Creating beneficial relationships helps businesses prosper, both from an efficiency standpoint and by producing a long-term partnership that adds value. Building toward these relationships, rather than a best-price, one-time interaction, has changed the way people negotiate in trying to find a longer term win-win scenario.
Traditional negotiation is a lot like buying a used car. You find something you like, you see the price and you attempt to get the most value. This interaction usually leaves one party unhappy about the final outcome. Either the seller didn't get the price he or she desired or the buyer paid more than he or she wanted to for the car. It is the true limited negotiation that most people dread and almost never results in loyal customers who keep coming back for more. This scenario plays out terribly in a business environment when you want an ongoing relationship with a supplier or a customer.
If you are an aggressive negotiator you can get a vendor to the lowest price possible, but they may not see your business as ongoing and could sacrifice other aspects like service, delivery and quality. They may also decide that the business isn't worth it and stop supplying the product at the price you demand.

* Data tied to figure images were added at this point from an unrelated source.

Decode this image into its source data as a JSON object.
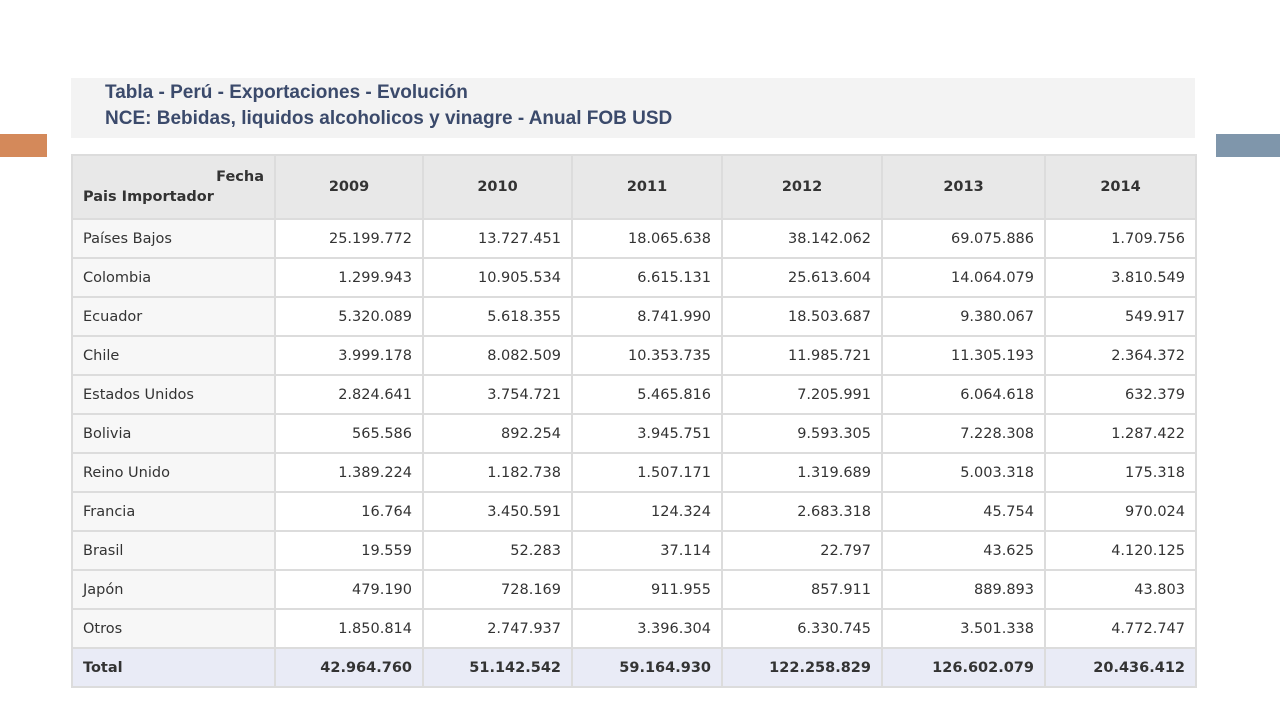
{
  "header": {
    "title": "Tabla - Perú - Exportaciones - Evolución",
    "subtitle": "NCE: Bebidas, liquidos alcoholicos y vinagre - Anual FOB USD"
  },
  "table": {
    "corner_top": "Fecha",
    "corner_bottom": "Pais Importador",
    "columns": [
      "2009",
      "2010",
      "2011",
      "2012",
      "2013",
      "2014"
    ],
    "rows": [
      [
        "Países Bajos",
        "25.199.772",
        "13.727.451",
        "18.065.638",
        "38.142.062",
        "69.075.886",
        "1.709.756"
      ],
      [
        "Colombia",
        "1.299.943",
        "10.905.534",
        "6.615.131",
        "25.613.604",
        "14.064.079",
        "3.810.549"
      ],
      [
        "Ecuador",
        "5.320.089",
        "5.618.355",
        "8.741.990",
        "18.503.687",
        "9.380.067",
        "549.917"
      ],
      [
        "Chile",
        "3.999.178",
        "8.082.509",
        "10.353.735",
        "11.985.721",
        "11.305.193",
        "2.364.372"
      ],
      [
        "Estados Unidos",
        "2.824.641",
        "3.754.721",
        "5.465.816",
        "7.205.991",
        "6.064.618",
        "632.379"
      ],
      [
        "Bolivia",
        "565.586",
        "892.254",
        "3.945.751",
        "9.593.305",
        "7.228.308",
        "1.287.422"
      ],
      [
        "Reino Unido",
        "1.389.224",
        "1.182.738",
        "1.507.171",
        "1.319.689",
        "5.003.318",
        "175.318"
      ],
      [
        "Francia",
        "16.764",
        "3.450.591",
        "124.324",
        "2.683.318",
        "45.754",
        "970.024"
      ],
      [
        "Brasil",
        "19.559",
        "52.283",
        "37.114",
        "22.797",
        "43.625",
        "4.120.125"
      ],
      [
        "Japón",
        "479.190",
        "728.169",
        "911.955",
        "857.911",
        "889.893",
        "43.803"
      ],
      [
        "Otros",
        "1.850.814",
        "2.747.937",
        "3.396.304",
        "6.330.745",
        "3.501.338",
        "4.772.747"
      ]
    ],
    "total": [
      "Total",
      "42.964.760",
      "51.142.542",
      "59.164.930",
      "122.258.829",
      "126.602.079",
      "20.436.412"
    ]
  }
}
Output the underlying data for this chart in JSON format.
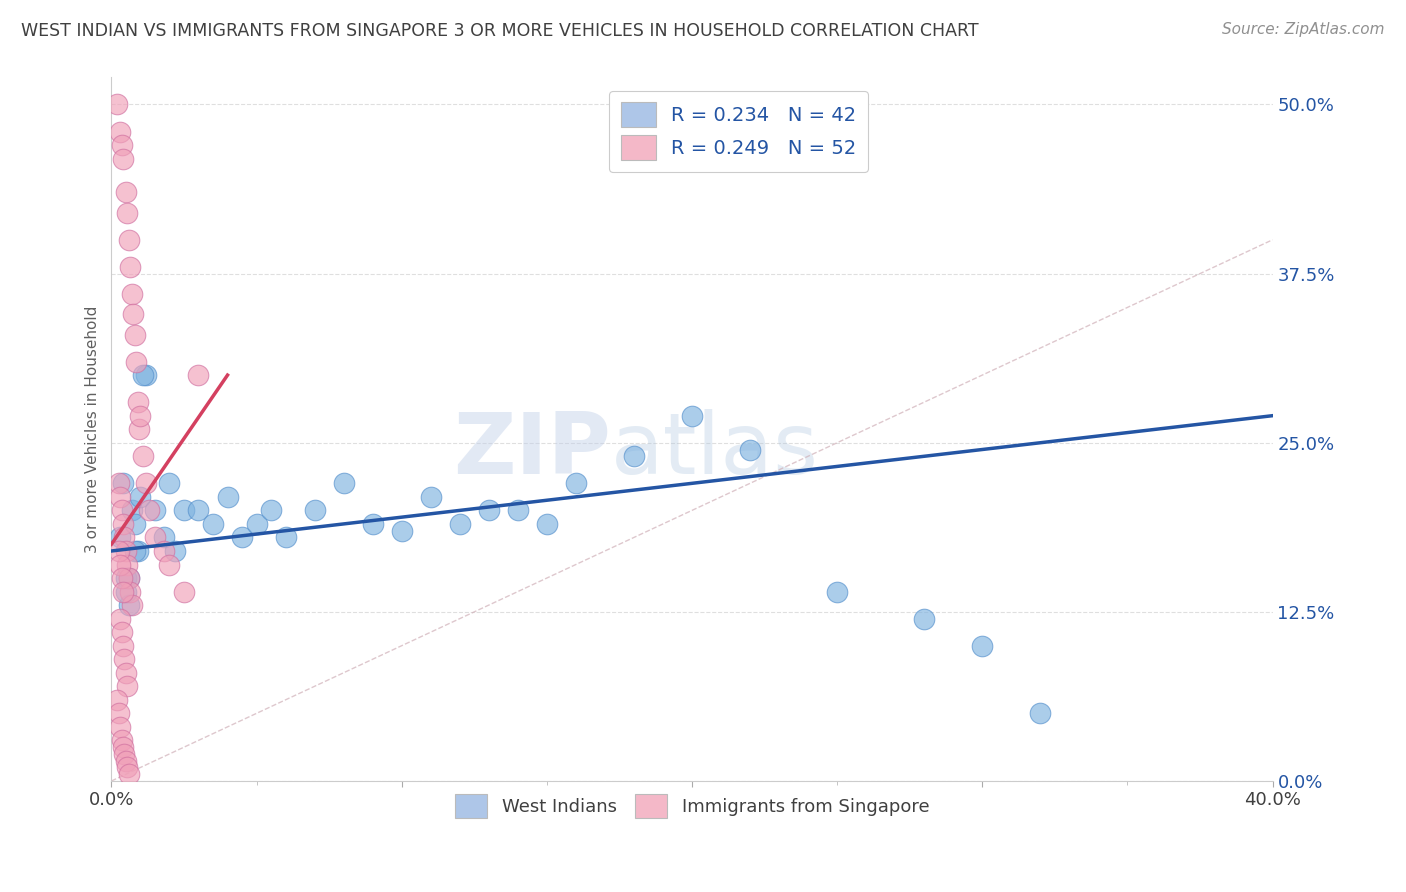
{
  "title": "WEST INDIAN VS IMMIGRANTS FROM SINGAPORE 3 OR MORE VEHICLES IN HOUSEHOLD CORRELATION CHART",
  "source": "Source: ZipAtlas.com",
  "ylabel": "3 or more Vehicles in Household",
  "xlim": [
    0.0,
    40.0
  ],
  "ylim": [
    0.0,
    52.0
  ],
  "watermark_zip": "ZIP",
  "watermark_atlas": "atlas",
  "legend_entries": [
    {
      "label": "R = 0.234   N = 42",
      "color": "#aec6e8"
    },
    {
      "label": "R = 0.249   N = 52",
      "color": "#f4b8c8"
    }
  ],
  "legend_bottom": [
    "West Indians",
    "Immigrants from Singapore"
  ],
  "blue_scatter_color": "#7fb3e0",
  "pink_scatter_color": "#f0a0b8",
  "blue_line_color": "#2455a4",
  "pink_line_color": "#d44060",
  "pink_dash_color": "#e8b0c0",
  "ref_line_color": "#d0b0b8",
  "background_color": "#ffffff",
  "title_color": "#404040",
  "source_color": "#909090",
  "grid_color": "#d8d8d8",
  "ytick_color": "#2455a4",
  "xtick_color": "#404040",
  "wi_x": [
    0.3,
    0.4,
    0.5,
    0.6,
    0.7,
    0.8,
    0.9,
    1.0,
    1.2,
    1.5,
    1.8,
    2.0,
    2.2,
    2.5,
    3.0,
    3.5,
    4.0,
    4.5,
    5.0,
    5.5,
    6.0,
    7.0,
    8.0,
    9.0,
    10.0,
    11.0,
    12.0,
    13.0,
    14.0,
    15.0,
    16.0,
    18.0,
    20.0,
    22.0,
    25.0,
    28.0,
    30.0,
    32.0,
    0.5,
    0.6,
    0.8,
    1.1
  ],
  "wi_y": [
    18.0,
    22.0,
    15.0,
    13.0,
    20.0,
    19.0,
    17.0,
    21.0,
    30.0,
    20.0,
    18.0,
    22.0,
    17.0,
    20.0,
    20.0,
    19.0,
    21.0,
    18.0,
    19.0,
    20.0,
    18.0,
    20.0,
    22.0,
    19.0,
    18.5,
    21.0,
    19.0,
    20.0,
    20.0,
    19.0,
    22.0,
    24.0,
    27.0,
    24.5,
    14.0,
    12.0,
    10.0,
    5.0,
    14.0,
    15.0,
    17.0,
    30.0
  ],
  "sg_x": [
    0.2,
    0.3,
    0.35,
    0.4,
    0.5,
    0.55,
    0.6,
    0.65,
    0.7,
    0.75,
    0.8,
    0.85,
    0.9,
    0.95,
    1.0,
    1.1,
    1.2,
    1.3,
    1.5,
    1.8,
    2.0,
    2.5,
    3.0,
    0.25,
    0.3,
    0.35,
    0.4,
    0.45,
    0.5,
    0.55,
    0.6,
    0.65,
    0.7,
    0.3,
    0.35,
    0.4,
    0.45,
    0.5,
    0.55,
    0.2,
    0.25,
    0.3,
    0.35,
    0.4,
    0.45,
    0.5,
    0.55,
    0.6,
    0.25,
    0.3,
    0.35,
    0.4
  ],
  "sg_y": [
    50.0,
    48.0,
    47.0,
    46.0,
    43.5,
    42.0,
    40.0,
    38.0,
    36.0,
    34.5,
    33.0,
    31.0,
    28.0,
    26.0,
    27.0,
    24.0,
    22.0,
    20.0,
    18.0,
    17.0,
    16.0,
    14.0,
    30.0,
    22.0,
    21.0,
    20.0,
    19.0,
    18.0,
    17.0,
    16.0,
    15.0,
    14.0,
    13.0,
    12.0,
    11.0,
    10.0,
    9.0,
    8.0,
    7.0,
    6.0,
    5.0,
    4.0,
    3.0,
    2.5,
    2.0,
    1.5,
    1.0,
    0.5,
    17.0,
    16.0,
    15.0,
    14.0
  ],
  "blue_line_x": [
    0.0,
    40.0
  ],
  "blue_line_y": [
    17.0,
    27.0
  ],
  "pink_line_x": [
    0.0,
    4.0
  ],
  "pink_line_y": [
    17.5,
    30.0
  ],
  "ref_line_x": [
    0.0,
    40.0
  ],
  "ref_line_y": [
    0.0,
    40.0
  ]
}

If you put more energy into the negotiation and look at the whole value picture you can find a way to strengthen both parties.
A bigger picture negotiation mentality allows the potential to satisfy both parties, which could start the path to a long-term partnership. To be successful, you have to enter the arena without your armor, be willing to share information, and be honest about limitations and concerns. Providing the obstacles and boundaries to the other party gives you a chance to find a cooperative end point that can be beneficial for both parties.
It does take more work to prepare for this type of negotiation, and one could argue, a more diverse set of skills. You need to think everything through from your perspective as well as from the perspective of your partner. You have to come prepared to lay out your case and present your perspective. You also have to be able to articulate what you would like to see as the outcome to solve the problem at hand.
Getting through the process of finding a mutually agreeable solution will allow both parties to walk away with a positive feeling and those good spirits will pay-it-forward the next time you sit down to solve a problem. If you typically are not a strong negotiator, working towards a creative settlement will give you the security of not feeling like you have to cave to the other person's demand. You are not trying to score the ultimate win; you are trying to solve the problem together.
This may cause some people to sigh, especially if you fancy yourself a strong negotiator. Several studies have surprisingly proven that introverts are strong negotiators. However, they don't put a high value on personal relationships and don't care to put the energy into building or maintaining them. If this is you and you would rather be left alone, check those feelings at the door. You don't have to be friends, but you can find great gains with little energy that will keep you from having to have the exchange again anytime soon.
Good negotiations are the building blocks for solid relationship management. Nobody needs to take a trust fall with their supplier to successfully work together. Respecting one another and being open to solving problems is all it really takes.